The new Science and Engineering Complex (SEC), located on Harvard University’s emerging Allston campus, integrates one of the country’s most diverse and exciting engineering programs into a single 500,000 square foot structure that will accommodate teaching and research laboratories, classroom space, faculty and staff offices, and a host of amenity spaces. Built on top of the existing foundation of a previously-designed life sciences complex that was suspended in 2008, the new facility represents Harvard’s first major academic building project in Allston and as such establishes a strong precedent for the development of outdoor space, street activation, and integration with larger public space networks that are described by the University’s Master Plan. As the home of the John A. Paulson School of Engineering and Applied Sciences (SEAS), it defines a new series of environments that support SEAS’ profound commitment to interdisciplinarity and collaboration both in teaching and research, and exploits these qualities to create vibrant public spaces at a variety of scales throughout the building.
The SEC stretches more than five hundred feet along Western Avenue and is situated on the northern one-third of the overall site. The massing of the building forms a new landscaped courtyard space suitable for outdoor recreation and events towards the site’s center, while the balance of the site to the south is preserved for future development. The building is expressed as a series of floating, highly flexible research boxes above a two-story transparent plinth comprised of the more public, active elements of the program. This plinth adopts an architectural language of terracing elements as it reaches south to define the courtyard, establishing a building scale that respects the adjacent residential fabric.
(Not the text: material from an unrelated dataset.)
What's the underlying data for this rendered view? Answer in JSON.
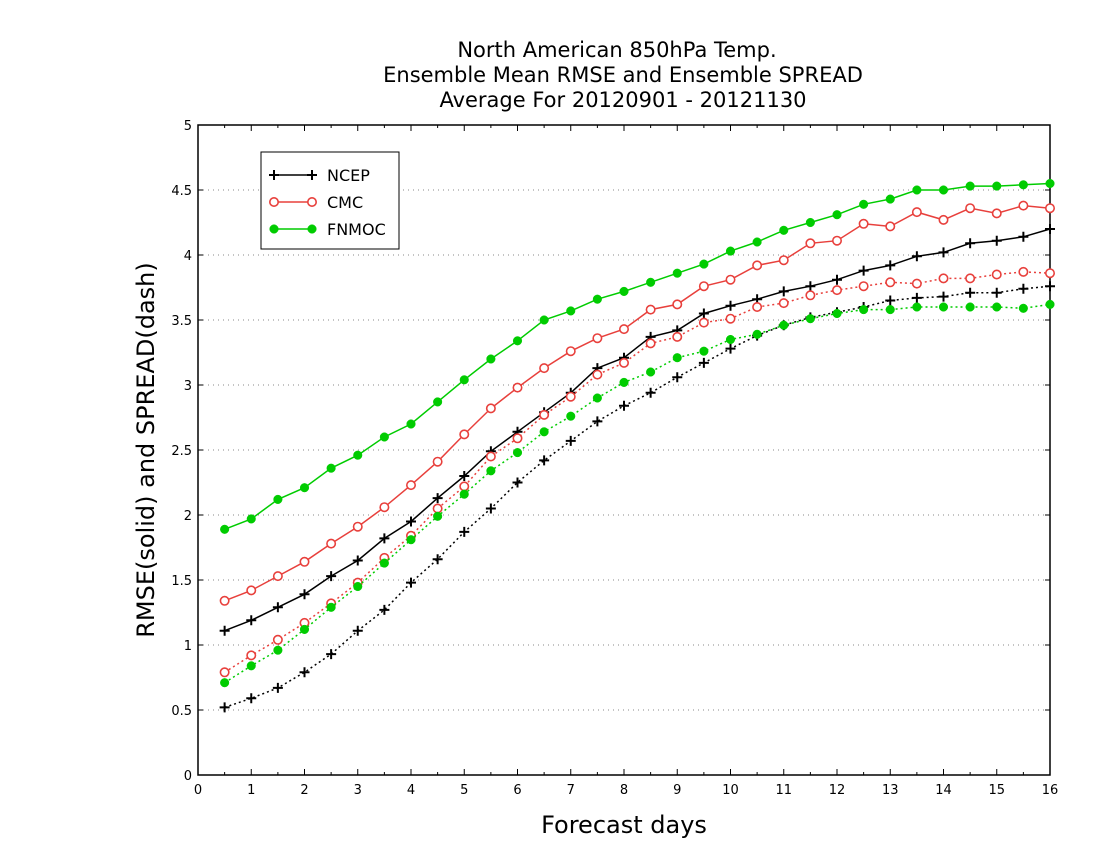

Organizationally the building follows the massing logic, with classrooms, teaching labs, and amenity spaces occupying the lower plinth floors in order to take advantage of proximity to the street and courtyard, while research labs in the upper volumes maintain appropriate levels of solitude and security.
The below grade levels are occupied by additional teaching spaces, fabrication shops, core research facilities, and a loading dock. All six above-grade and both below-grade levels are connected vertically by a central atrium space facing south towards the courtyard, that delivers daylight to all floors and serves as the communicative heart of the complex. Smaller distributed atria punctuate other areas of the building away from the atrium and define more local neighborhood groupings.
The façade design calibrates the scale of the SEC, creates an identity for the complex, and plays a crucial role in the energy performance and occupant comfort in the building. All three façade systems incorporate operable vents for natural ventilation and require stringent levels of thermal performance to maximize energy savings.
In addition to the performative quality of the facades, the SEC integrates a highly progressive sustainability agenda. Ventilation rates, typically the strongest driver of laboratory energy consumption, are being scrutinized as part of a comprehensive risk assessment to determine appropriate air flow for all spaces in the building, with the goal of reducing ventilation rates by as much as one-third without sacrificing occupant safety.
The design of the Science and Engineering Complex project pulls together a number of threads of contemporary life certain to influence coming generations: the engineering enterprise as a decisive influence in the discovery and resolution of some of the world’s most intractable problems; cross-disciplinary efforts as critical to major research initiatives; and genuine leadership in the area of sustainable design and urban development.